Ricardo Baltazar – Selfie a caminho da Brecha dos Italianos, no Fitz Roy. – Fonte: Arquivo pessoal

O Ricardo era assim, tudo estava sempre tranquilo, sob controle. Na montanha, nada parecia impressioná-lo. Ele gostava de escalar com os amigos, sem distinção de capacidade técnica. A diversão valia muito mais do que o “troféu”. Passamos 15 dias na serra do RJ, sem alcançar qualquer cume, um vexame ! Mas demos muitas risadas … Outra particularidade é que ele era um exímio jogador de xadrez, dava até dor de cabeça jogar com o cara. Na escalada, ele nunca foi atraído pela competição. Mas, no xadrez, ele não gostava de perder e mantinha concentração total durante o jogo.

Um ano depois, estivemos no Ibitirati em um trio, na Mar de Caratuvas. Ele guiou até o Platô Jean Claude, mas acabamos descendo. Dali ele rumou para uma temporada no Marumbi, onde ficou pouco mais de um mês. Escalou uma dúzia de vias com o pessoal local (Chiquinho, Niclevicz, entre outros) e manifestou muita consideração pelas rotas históricas, como a Fenda Principal e a Passagem Oeste. Esta última, ele escalou 2 vezes, uma em dupla e outra sozinho, com a corda na mochila.

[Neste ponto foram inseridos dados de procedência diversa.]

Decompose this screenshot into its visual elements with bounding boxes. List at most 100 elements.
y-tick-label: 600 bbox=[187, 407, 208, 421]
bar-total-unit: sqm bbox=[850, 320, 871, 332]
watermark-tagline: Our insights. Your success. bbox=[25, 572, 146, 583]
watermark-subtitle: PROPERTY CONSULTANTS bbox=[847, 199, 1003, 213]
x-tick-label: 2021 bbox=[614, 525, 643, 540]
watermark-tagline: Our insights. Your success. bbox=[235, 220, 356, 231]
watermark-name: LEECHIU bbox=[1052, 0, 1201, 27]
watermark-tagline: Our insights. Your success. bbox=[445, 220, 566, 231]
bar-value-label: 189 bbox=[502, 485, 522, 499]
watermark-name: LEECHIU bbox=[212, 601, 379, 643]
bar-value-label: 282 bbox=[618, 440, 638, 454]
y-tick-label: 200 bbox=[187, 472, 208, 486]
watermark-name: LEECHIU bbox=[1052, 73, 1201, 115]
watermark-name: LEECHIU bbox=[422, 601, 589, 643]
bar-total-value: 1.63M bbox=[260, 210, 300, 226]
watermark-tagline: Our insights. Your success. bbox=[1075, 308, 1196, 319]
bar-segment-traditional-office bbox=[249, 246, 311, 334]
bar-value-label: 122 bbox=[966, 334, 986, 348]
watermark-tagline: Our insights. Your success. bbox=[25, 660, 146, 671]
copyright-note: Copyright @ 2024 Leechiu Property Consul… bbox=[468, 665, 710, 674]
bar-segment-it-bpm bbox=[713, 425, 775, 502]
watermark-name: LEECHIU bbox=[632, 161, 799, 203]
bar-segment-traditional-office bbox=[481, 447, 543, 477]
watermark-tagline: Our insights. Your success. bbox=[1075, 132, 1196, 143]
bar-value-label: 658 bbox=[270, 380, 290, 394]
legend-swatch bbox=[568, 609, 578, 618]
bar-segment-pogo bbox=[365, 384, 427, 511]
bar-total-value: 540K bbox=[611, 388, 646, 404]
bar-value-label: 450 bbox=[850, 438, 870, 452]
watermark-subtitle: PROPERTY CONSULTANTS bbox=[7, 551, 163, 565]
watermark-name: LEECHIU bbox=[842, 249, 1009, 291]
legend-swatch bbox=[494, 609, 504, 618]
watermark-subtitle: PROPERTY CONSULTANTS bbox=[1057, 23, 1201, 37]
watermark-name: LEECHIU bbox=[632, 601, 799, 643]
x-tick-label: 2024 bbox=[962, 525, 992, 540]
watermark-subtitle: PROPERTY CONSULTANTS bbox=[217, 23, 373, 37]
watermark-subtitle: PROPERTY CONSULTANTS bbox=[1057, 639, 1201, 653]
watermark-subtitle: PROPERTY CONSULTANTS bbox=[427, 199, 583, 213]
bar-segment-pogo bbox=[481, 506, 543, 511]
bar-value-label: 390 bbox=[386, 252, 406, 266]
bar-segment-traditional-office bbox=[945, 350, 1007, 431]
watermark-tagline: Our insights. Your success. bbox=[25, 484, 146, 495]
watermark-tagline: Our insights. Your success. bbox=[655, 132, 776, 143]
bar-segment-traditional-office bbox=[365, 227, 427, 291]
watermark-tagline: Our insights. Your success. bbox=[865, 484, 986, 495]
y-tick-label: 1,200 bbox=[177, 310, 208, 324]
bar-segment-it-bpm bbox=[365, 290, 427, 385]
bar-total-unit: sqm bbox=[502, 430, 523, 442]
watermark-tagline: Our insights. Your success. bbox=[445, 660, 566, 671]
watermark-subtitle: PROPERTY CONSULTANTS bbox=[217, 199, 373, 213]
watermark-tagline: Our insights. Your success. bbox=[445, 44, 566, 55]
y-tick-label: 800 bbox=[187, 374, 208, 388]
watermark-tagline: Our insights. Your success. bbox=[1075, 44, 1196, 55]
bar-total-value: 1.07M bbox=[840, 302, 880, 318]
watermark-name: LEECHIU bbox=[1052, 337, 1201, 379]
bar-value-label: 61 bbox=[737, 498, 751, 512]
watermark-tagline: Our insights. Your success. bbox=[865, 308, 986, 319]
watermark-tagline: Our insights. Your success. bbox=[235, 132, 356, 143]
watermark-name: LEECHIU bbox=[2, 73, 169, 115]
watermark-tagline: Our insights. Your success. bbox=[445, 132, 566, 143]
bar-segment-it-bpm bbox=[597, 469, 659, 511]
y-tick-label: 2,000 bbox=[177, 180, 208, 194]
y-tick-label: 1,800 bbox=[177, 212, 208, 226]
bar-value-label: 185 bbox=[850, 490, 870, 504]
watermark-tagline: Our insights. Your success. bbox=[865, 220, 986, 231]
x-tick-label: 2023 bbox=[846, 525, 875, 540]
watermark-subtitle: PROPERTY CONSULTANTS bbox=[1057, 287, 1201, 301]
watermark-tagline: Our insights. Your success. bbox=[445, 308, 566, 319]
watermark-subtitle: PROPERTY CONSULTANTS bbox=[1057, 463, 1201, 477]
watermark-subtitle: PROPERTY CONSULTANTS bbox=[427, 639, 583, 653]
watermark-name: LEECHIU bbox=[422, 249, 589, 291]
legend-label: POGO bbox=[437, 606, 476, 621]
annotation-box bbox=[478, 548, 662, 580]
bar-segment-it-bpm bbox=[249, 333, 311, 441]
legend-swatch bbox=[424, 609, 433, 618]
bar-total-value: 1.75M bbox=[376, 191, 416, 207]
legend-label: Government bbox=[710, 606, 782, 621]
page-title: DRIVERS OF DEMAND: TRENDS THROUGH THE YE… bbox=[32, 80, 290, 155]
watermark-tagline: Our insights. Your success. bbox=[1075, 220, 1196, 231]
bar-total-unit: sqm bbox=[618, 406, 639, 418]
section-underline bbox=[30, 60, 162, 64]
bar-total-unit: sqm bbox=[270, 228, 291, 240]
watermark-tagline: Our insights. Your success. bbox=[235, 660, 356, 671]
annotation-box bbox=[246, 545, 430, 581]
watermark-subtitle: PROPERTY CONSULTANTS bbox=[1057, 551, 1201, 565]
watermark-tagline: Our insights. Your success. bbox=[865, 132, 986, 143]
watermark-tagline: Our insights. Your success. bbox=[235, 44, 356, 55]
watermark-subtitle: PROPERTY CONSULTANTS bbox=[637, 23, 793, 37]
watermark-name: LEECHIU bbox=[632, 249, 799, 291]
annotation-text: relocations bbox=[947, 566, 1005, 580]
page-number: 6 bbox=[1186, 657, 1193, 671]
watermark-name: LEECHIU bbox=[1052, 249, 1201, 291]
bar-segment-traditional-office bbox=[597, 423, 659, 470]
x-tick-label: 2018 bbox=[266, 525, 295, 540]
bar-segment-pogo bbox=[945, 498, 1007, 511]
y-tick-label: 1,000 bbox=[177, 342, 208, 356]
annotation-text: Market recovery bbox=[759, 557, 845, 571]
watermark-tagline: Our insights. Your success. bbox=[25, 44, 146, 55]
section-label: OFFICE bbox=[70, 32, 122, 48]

Ricardo Baltazar – Descansando no Ibirati, durante tentativa na via Mar de Caratuvas. – Fonte: Arquivo pessoal

Ricardo sempre fez questão de se declarar gaúcho, mantendo hábitos típicos de seu estado natal. Às vezes, nos acampamentos, disparava longas trovas gaudérias, em versos decorados e também improvisados no momento. Valorizava os locais de escalada no Rio Grande do Sul e esteve na maioria deles (Caxias, Salto Ventoso, Caçapava do Sul, etc). No Pico da Canastra, em Canela/RS, escalou sem corda uma via de uns 120 metros, chamada Bugio Solando, graduada em 6a (o vídeo está no youtube, é espetacular, muito bem editado). Depois de assistir uns videos do Dan Osman fazendo “rope jump”, montou com amigos um sistema de cordas na ferradura das falésias em Torres e se jogou, numa queda de uns 25 ou 30 metros, outro vídeo disponível no youtube.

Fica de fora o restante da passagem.